Although the report incorrectly identifies the US as having the highest rates of violent crime in the world (ie I believe Columbia and South Africa are countries that have higher rates)in general terms they are very close to being correct. Correct too is the charge that the so called democratic process has become largely a matter of using obscene amounts of money getting key politicians elected. For evidence they quote a report from The Washington Post on October 26, 2010, which claimed U.S. House and Senate candidates shattered fundraising records for a midterm election, taking in more than $1.5 billion. The midterm election, held in last November, cost $3.98 billion, the most expensive political rally in the US history.
While I dont think China is in a position to criticise the US it has always seemed to me that it is alway worth stepping back and asking the question – how do we in the West appear to others?
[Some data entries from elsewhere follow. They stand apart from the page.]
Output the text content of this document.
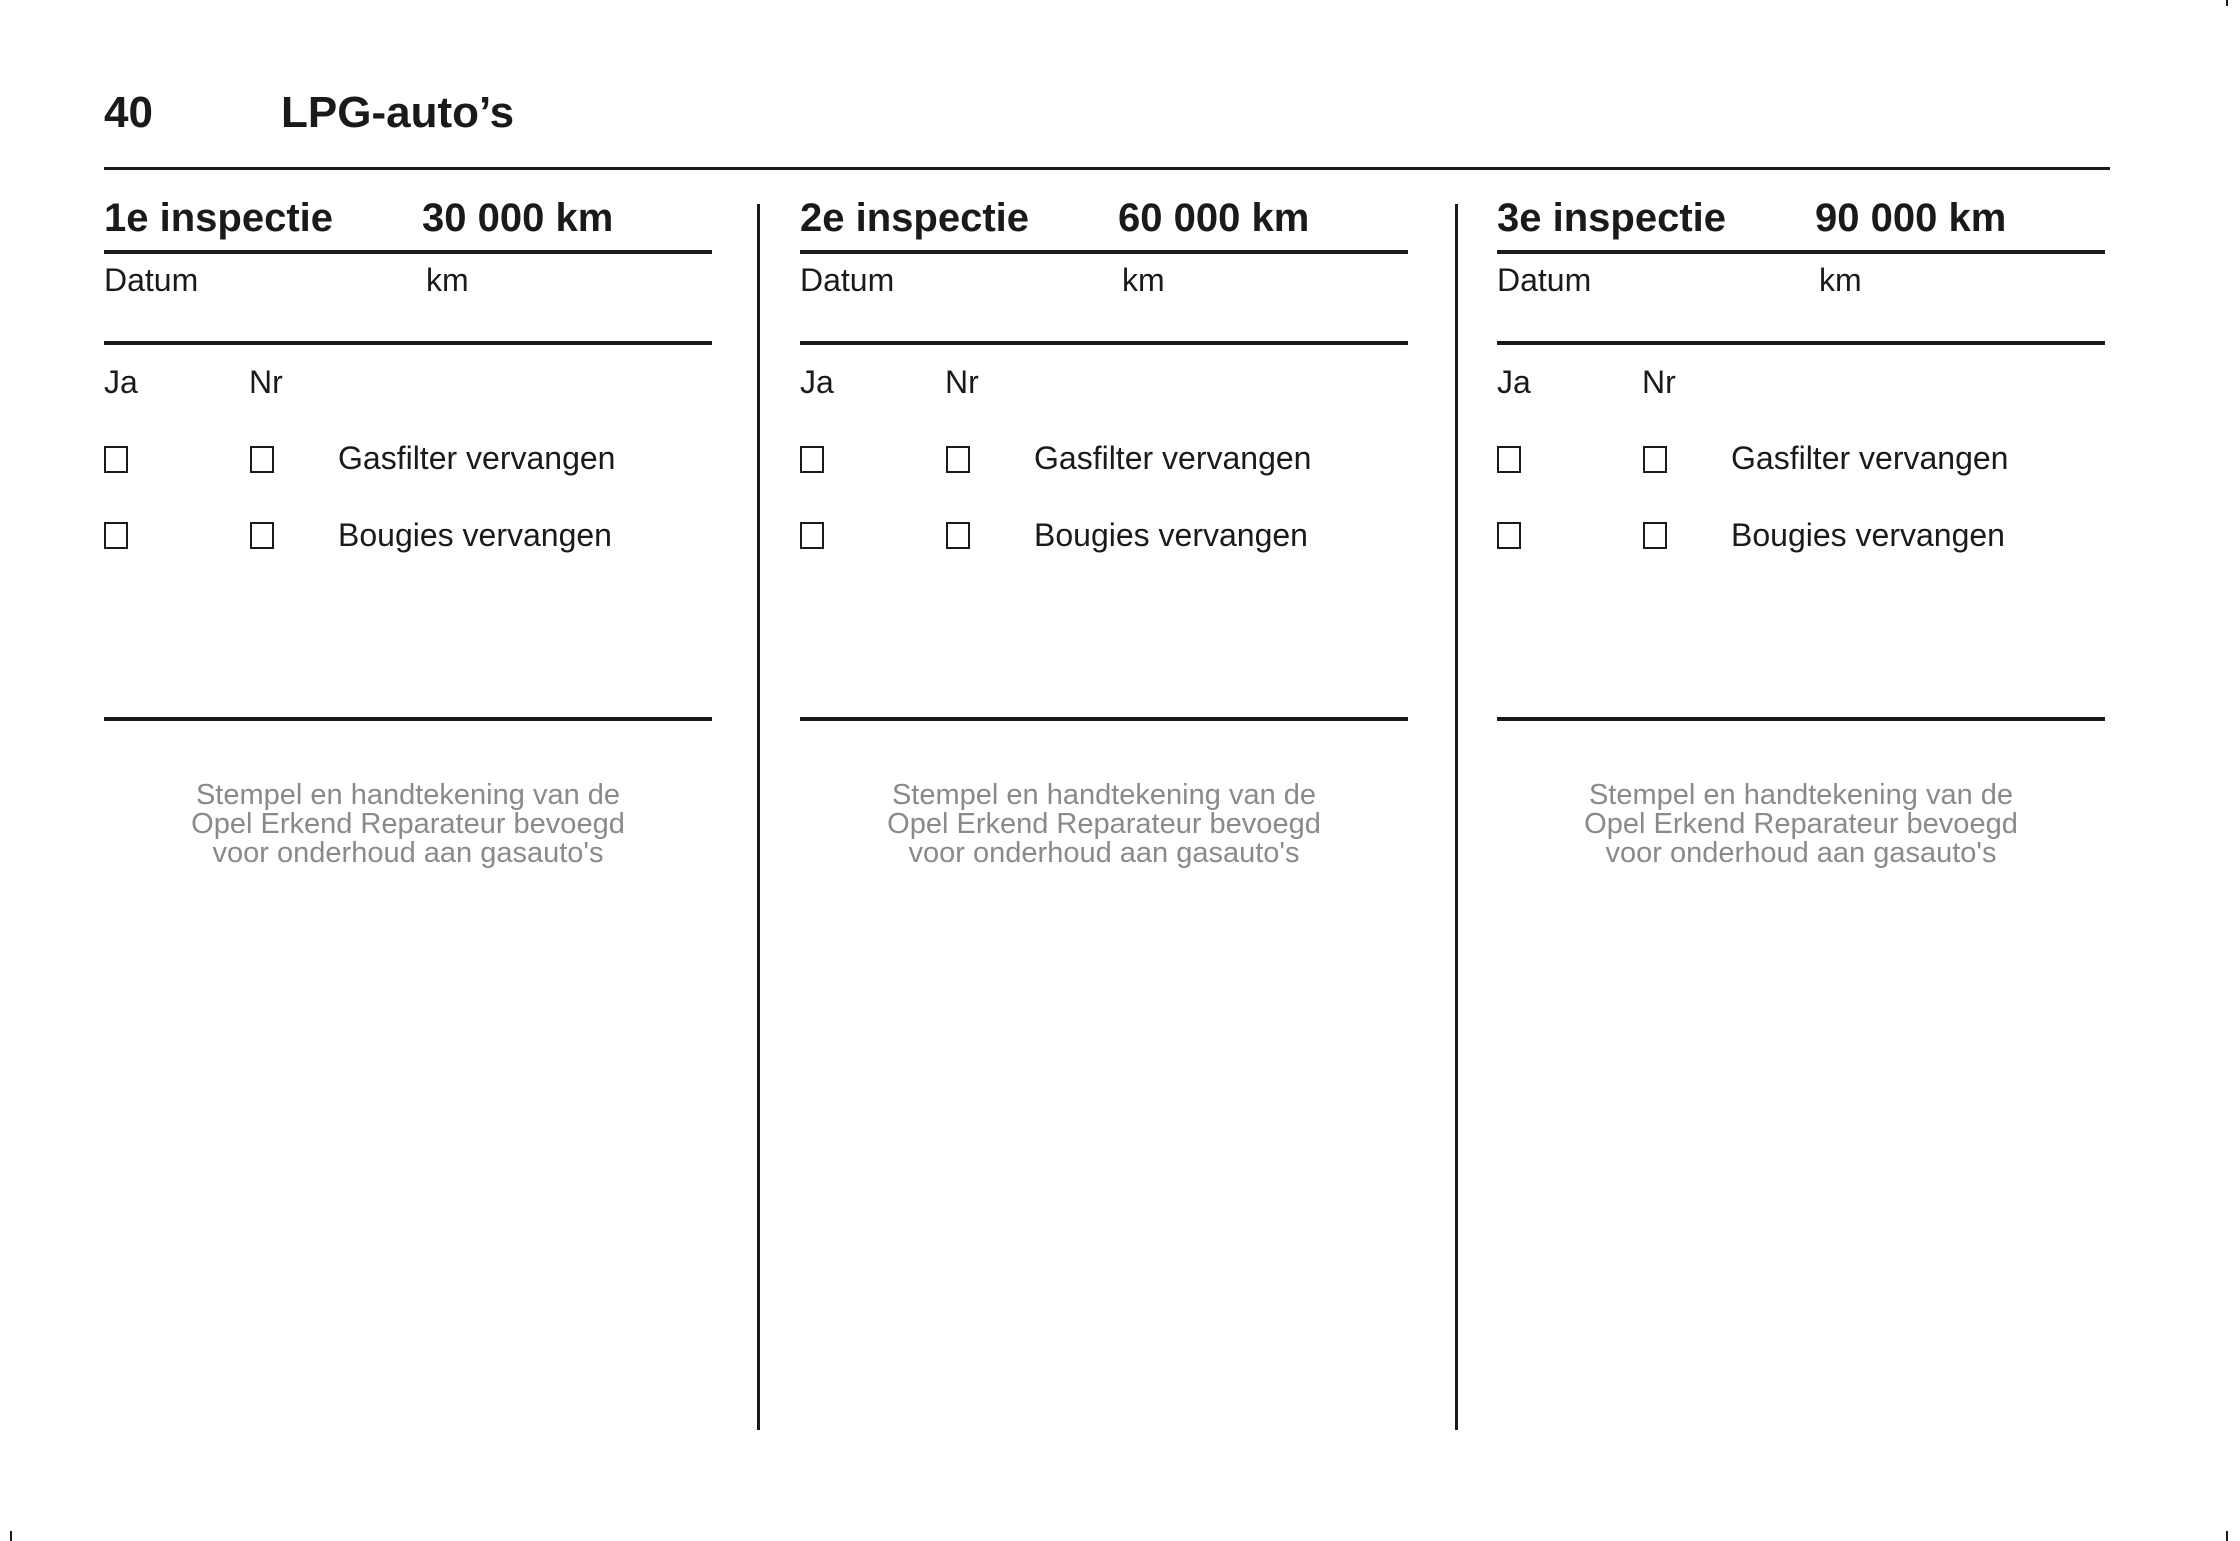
40	LPG-auto’s
1e inspectie 30 000 km
Datum	km
Ja	Nr
Gasfilter vervangen
Bougies vervangen
Stempel en handtekening van de
Opel Erkend Reparateur bevoegd
voor onderhoud aan gasauto's
2e inspectie 60 000 km
Datum	km
Ja	Nr
Gasfilter vervangen
Bougies vervangen
Stempel en handtekening van de
Opel Erkend Reparateur bevoegd
voor onderhoud aan gasauto's
3e inspectie 90 000 km
Datum	km
Ja	Nr
Gasfilter vervangen
Bougies vervangen
Stempel en handtekening van de
Opel Erkend Reparateur bevoegd
voor onderhoud aan gasauto's
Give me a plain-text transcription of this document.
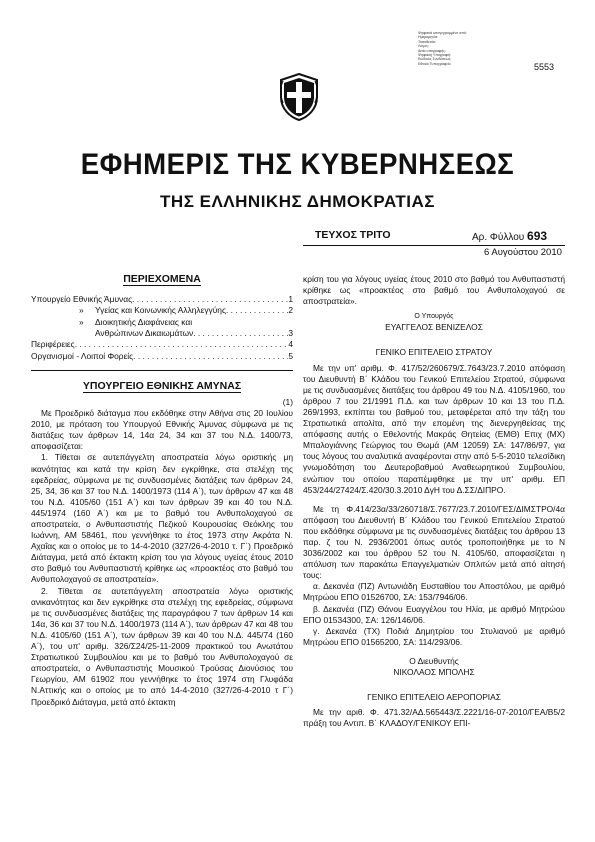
Ψηφιακά υπογεγραμμένο από:
Ημερομηνία:
Τοποθεσία:
Λόγος:
Αιτία υπογραφής:
Ψηφιακή Υπογραφή:
Κωδικός Συνδέσεως:
Εθνικό Τυπογραφείο	5553
ΕΦΗΜΕΡΙΣ ΤΗΣ ΚΥΒΕΡΝΗΣΕΩΣ
ΤΗΣ ΕΛΛΗΝΙΚΗΣ ΔΗΜΟΚΡΑΤΙΑΣ
ΤΕΥΧΟΣ ΤΡΙΤΟ	Αρ. Φύλλου 693
6 Αυγούστου 2010
ΠΕΡΙΕΧΟΜΕΝΑ
Υπουργείο Εθνικής Άμυνας . . .	1
»	Υγείας και Κοινωνικής Αλληλεγγύης . . .	2
»	Διοικητικής Διαφάνειας και
Ανθρώπινων Δικαιωμάτων . . .	3
Περιφέρειες . . .	4
Οργανισμοί - Λοιποί Φορείς . . .	5
ΥΠΟΥΡΓΕΙΟ ΕΘΝΙΚΗΣ ΑΜΥΝΑΣ
(1)

Με Προεδρικό διάταγμα που εκδόθηκε στην Αθήνα στις 20 Ιουλίου 2010, με πρόταση του Υπουργού Εθνικής Άμυνας σύμφωνα με τις διατάξεις των άρθρων 14, 14α 24, 34 και 37 του Ν.Δ. 1400/73, αποφασίζεται:

1. Τίθεται σε αυτεπάγγελτη αποστρατεία λόγω οριστικής μη ικανότητας και κατά την κρίση δεν εγκρίθηκε, στα στελέχη της εφεδρείας, σύμφωνα με τις συνδυασμένες διατάξεις των άρθρων 24, 25, 34, 36 και 37 του Ν.Δ. 1400/1973 (114 Α΄), των άρθρων 47 και 48 του Ν.Δ. 4105/60 (151 Α΄) και των άρθρων 39 και 40 του Ν.Δ. 445/1974 (160 Α΄) και με το βαθμό του Ανθυπολοχαγού σε αποστρατεία, ο Ανθυπαστιστής Πεζικού Κουρουσίας Θεόκλης του Ιωάννη, ΑΜ 58461, που γεννήθηκε το έτος 1973 στην Ακράτα Ν. Αχαΐας και ο οποίος με το 14-4-2010 (327/26-4-2010 τ. Γ΄) Προεδρικό Διάταγμα, μετά από έκτακτη κρίση του για λόγους υγείας έτους 2010 στο βαθμό του Ανθυπαστιστή κρίθηκε ως «προακτέος στο βαθμό του Ανθυπολοχαγού σε αποστρατεία».

2. Τίθεται σε αυτεπάγγελτη αποστρατεία λόγω οριστικής ανικανότητας και δεν εγκρίθηκε στα στελέχη της εφεδρείας, σύμφωνα με τις συνδυασμένες διατάξεις της παραγράφου 7 των άρθρων 14 και 14α, 36 και 37 του Ν.Δ. 1400/1973 (114 Α΄), των άρθρων 47 και 48 του Ν.Δ. 4105/60 (151 Α΄), των άρθρων 39 και 40 του Ν.Δ. 445/74 (160 Α΄), του υπ' αριθμ. 326/Σ24/25-11-2009 πρακτικού του Ανωτάτου Στρατιωτικού Συμβουλίου και με το βαθμό του Ανθυπολοχαγού σε αποστρατεία, ο Ανθυπαστιστής Μουσικού Τρούσας Διονύσιος του Γεωργίου, ΑΜ 61902 που γεννήθηκε το έτος 1974 στη Γλυφάδα Ν.Αττικής και ο οποίος με το από 14-4-2010 (327/26-4-2010 τ Γ΄) Προεδρικό Διάταγμα, μετά από έκτακτη

κρίση του για λόγους υγείας έτους 2010 στο βαθμό του Ανθυπαστιστή κρίθηκε ως «προακτέος στο βαθμό του Ανθυπολοχαγού σε αποστρατεία».

Ο Υπουργός
ΕΥΑΓΓΕΛΟΣ ΒΕΝΙΖΕΛΟΣ
ΓΕΝΙΚΟ ΕΠΙΤΕΛΕΙΟ ΣΤΡΑΤΟΥ

Με την υπ' αριθμ. Φ. 417/52/260679/Σ.7643/23.7.2010 απόφαση του Διευθυντή Β΄ Κλάδου του Γενικού Επιτελείου Στρατού, σύμφωνα με τις συνδυασμένες διατάξεις του άρθρου 49 του Ν.Δ. 4105/1960, του άρθρου 7 του 21/1991 Π.Δ. και των άρθρων 10 και 13 του Π.Δ. 269/1993, εκπίπτει του βαθμού του, μεταφέρεται από την τάξη του Στρατιωτικά απολίτα, από την επομένη της διενεργηθείσας της απόφασης αυτής ο Εθελοντής Μακράς Θητείας (ΕΜΘ) Επιχ (ΜΧ) Μπαλογιάννης Γεώργιος του Θωμά (ΑΜ 12059) ΣΑ: 147/86/97, για τους λόγους του αναλυτικά αναφέρονται στην από 5-5-2010 τελεσίδικη γνωμοδότηση του Δευτεροβαθμού Αναθεωρητικού Συμβουλίου, ενώπιον του οποίου παραπέμφθηκε με την υπ' αριθμ. ΕΠ 453/244/27424/Σ.420/30.3.2010 ΔγΗ του Δ.ΣΣ/ΔΙΠΡΟ.

Με τη Φ.414/23α/33/260718/Σ.7677/23.7.2010/ΓΕΣ/ΔΙΜΣΤΡΟ/4α απόφαση του Διευθυντή Β΄ Κλάδου του Γενικού Επιτελείου Στρατού που εκδόθηκε σύμφωνα με τις συνδυασμένες διατάξεις του άρθρου 13 παρ. ζ του Ν. 2936/2001 όπως αυτός τροποποιήθηκε με το Ν 3036/2002 και του άρθρου 52 του Ν. 4105/60, αποφασίζεται η απόλυση των παρακάτω Επαγγελματιών Οπλιτών μετά από αίτησή τους:

α. Δεκανέα (ΠΖ) Αντωνιάδη Ευσταθίου του Αποστόλου, με αριθμό Μητρώου ΕΠΟ 01526700, ΣΑ: 153/7946/06.

β. Δεκανέα (ΠΖ) Θάνου Ευαγγέλου του Ηλία, με αριθμό Μητρώου ΕΠΟ 01534300, ΣΑ: 126/146/06.

γ. Δεκανέα (ΤΧ) Ποδιά Δημητρίου του Στυλιανού με αριθμό Μητρώου ΕΠΟ 01565200, ΣΑ: 114/293/06.

Ο Διευθυντής
ΝΙΚΟΛΑΟΣ ΜΠΟΛΗΣ
ΓΕΝΙΚΟ ΕΠΙΤΕΛΕΙΟ ΑΕΡΟΠΟΡΙΑΣ

Με την αριθ. Φ. 471.32/ΑΔ.565443/Σ.2221/16-07-2010/ΓΕΑ/Β5/2 πράξη του Αντιπ. Β΄ ΚΛΑΔΟΥ/ΓΕΝΙΚΟΥ ΕΠΙ-
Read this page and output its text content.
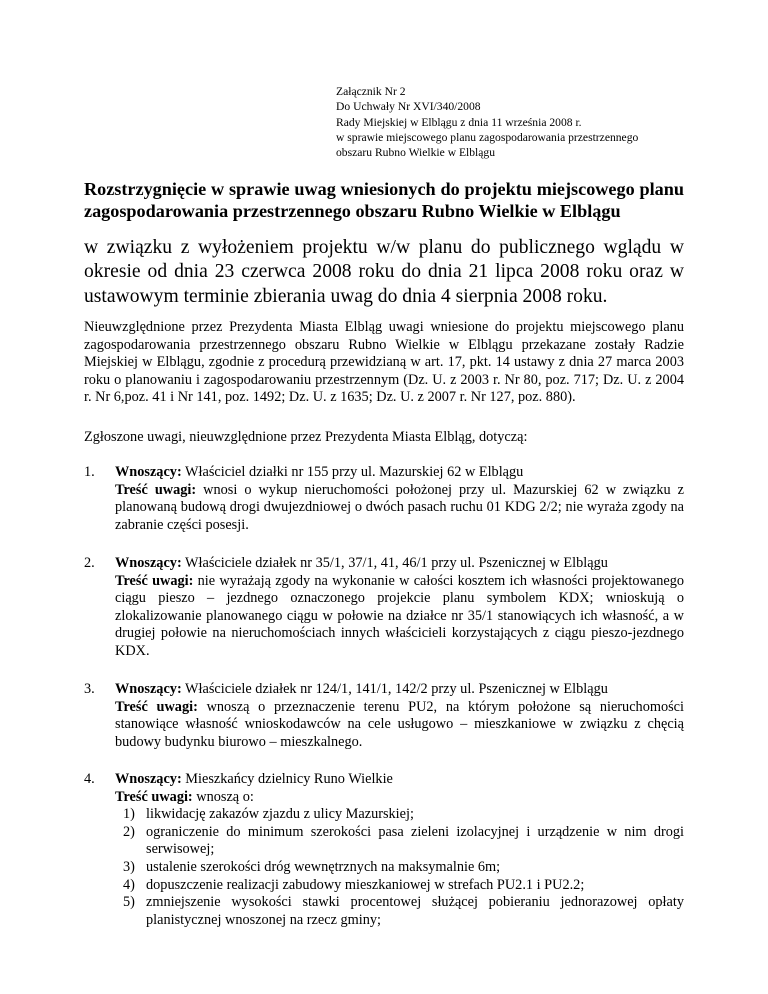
Załącznik Nr 2
Do Uchwały Nr XVI/340/2008
Rady Miejskiej w Elblągu z dnia 11 września 2008 r.
w sprawie miejscowego planu zagospodarowania przestrzennego
obszaru Rubno Wielkie w Elblągu
Rozstrzygnięcie w sprawie uwag wniesionych do projektu miejscowego planu zagospodarowania przestrzennego obszaru Rubno Wielkie w Elblągu
w związku z wyłożeniem projektu w/w planu do publicznego wglądu w okresie od dnia 23 czerwca 2008 roku do dnia 21 lipca 2008 roku oraz w ustawowym terminie zbierania uwag do dnia 4 sierpnia 2008 roku.
Nieuwzględnione przez Prezydenta Miasta Elbląg uwagi wniesione do projektu miejscowego planu zagospodarowania przestrzennego obszaru Rubno Wielkie w Elblągu przekazane zostały Radzie Miejskiej w Elblągu, zgodnie z procedurą przewidzianą w art. 17, pkt. 14 ustawy z dnia 27 marca 2003 roku o planowaniu i zagospodarowaniu przestrzennym (Dz. U. z 2003 r. Nr 80, poz. 717; Dz. U. z 2004 r. Nr 6,poz. 41 i Nr 141, poz. 1492; Dz. U. z 1635; Dz. U. z 2007 r. Nr 127, poz. 880).
Zgłoszone uwagi, nieuwzględnione przez Prezydenta Miasta Elbląg, dotyczą:
1. Wnoszący: Właściciel działki nr 155 przy ul. Mazurskiej 62 w Elblągu
Treść uwagi: wnosi o wykup nieruchomości położonej przy ul. Mazurskiej 62 w związku z planowaną budową drogi dwujezdniowej o dwóch pasach ruchu 01 KDG 2/2; nie wyraża zgody na zabranie części posesji.
2. Wnoszący: Właściciele działek nr 35/1, 37/1, 41, 46/1 przy ul. Pszenicznej w Elblągu
Treść uwagi: nie wyrażają zgody na wykonanie w całości kosztem ich własności projektowanego ciągu pieszo – jezdnego oznaczonego projekcie planu symbolem KDX; wnioskują o zlokalizowanie planowanego ciągu w połowie na działce nr 35/1 stanowiących ich własność, a w drugiej połowie na nieruchomościach innych właścicieli korzystających z ciągu pieszo-jezdnego KDX.
3. Wnoszący: Właściciele działek nr 124/1, 141/1, 142/2 przy ul. Pszenicznej w Elblągu
Treść uwagi: wnoszą o przeznaczenie terenu PU2, na którym położone są nieruchomości stanowiące własność wnioskodawców na cele usługowo – mieszkaniowe w związku z chęcią budowy budynku biurowo – mieszkalnego.
4. Wnoszący: Mieszkańcy dzielnicy Runo Wielkie
Treść uwagi: wnoszą o:
1) likwidację zakazów zjazdu z ulicy Mazurskiej;
2) ograniczenie do minimum szerokości pasa zieleni izolacyjnej i urządzenie w nim drogi serwisowej;
3) ustalenie szerokości dróg wewnętrznych na maksymalnie 6m;
4) dopuszczenie realizacji zabudowy mieszkaniowej w strefach PU2.1 i PU2.2;
5) zmniejszenie wysokości stawki procentowej służącej pobieraniu jednorazowej opłaty planistycznej wnoszonej na rzecz gminy;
For example Saudi Arabia for all its faults has a miniscule crime rate compared with the US, and the US has clearly messed up in terms of gun laws if there are so many victims of gun crime each year. Unfortunately the standard procedure is to compare one’s own ideals with other people’s practice which hardly does much for international relationships.
The general criticisms the Chinese have made could apply to other Western criticisms as well. If the Western nations were a little more objective they might not be so critical about Islam either. For more than a billion followers of Islam, what proportion are suicide bombers? and in terms of victims how many more civilian casualties result when the West pursues its noble causes in the Middle East? And if it comes to that, how many nuns wear a habit in France compared with the estimated less than 2000 Islamic women wearing a full burka in France.
Come to think of it Western Australia’s minister for women’s interests Robyn McSweeny has recently stirred up some controvery for her criticism that the burka is non-Australian. Just wondering: would hanging corks from the burka overcome the problem?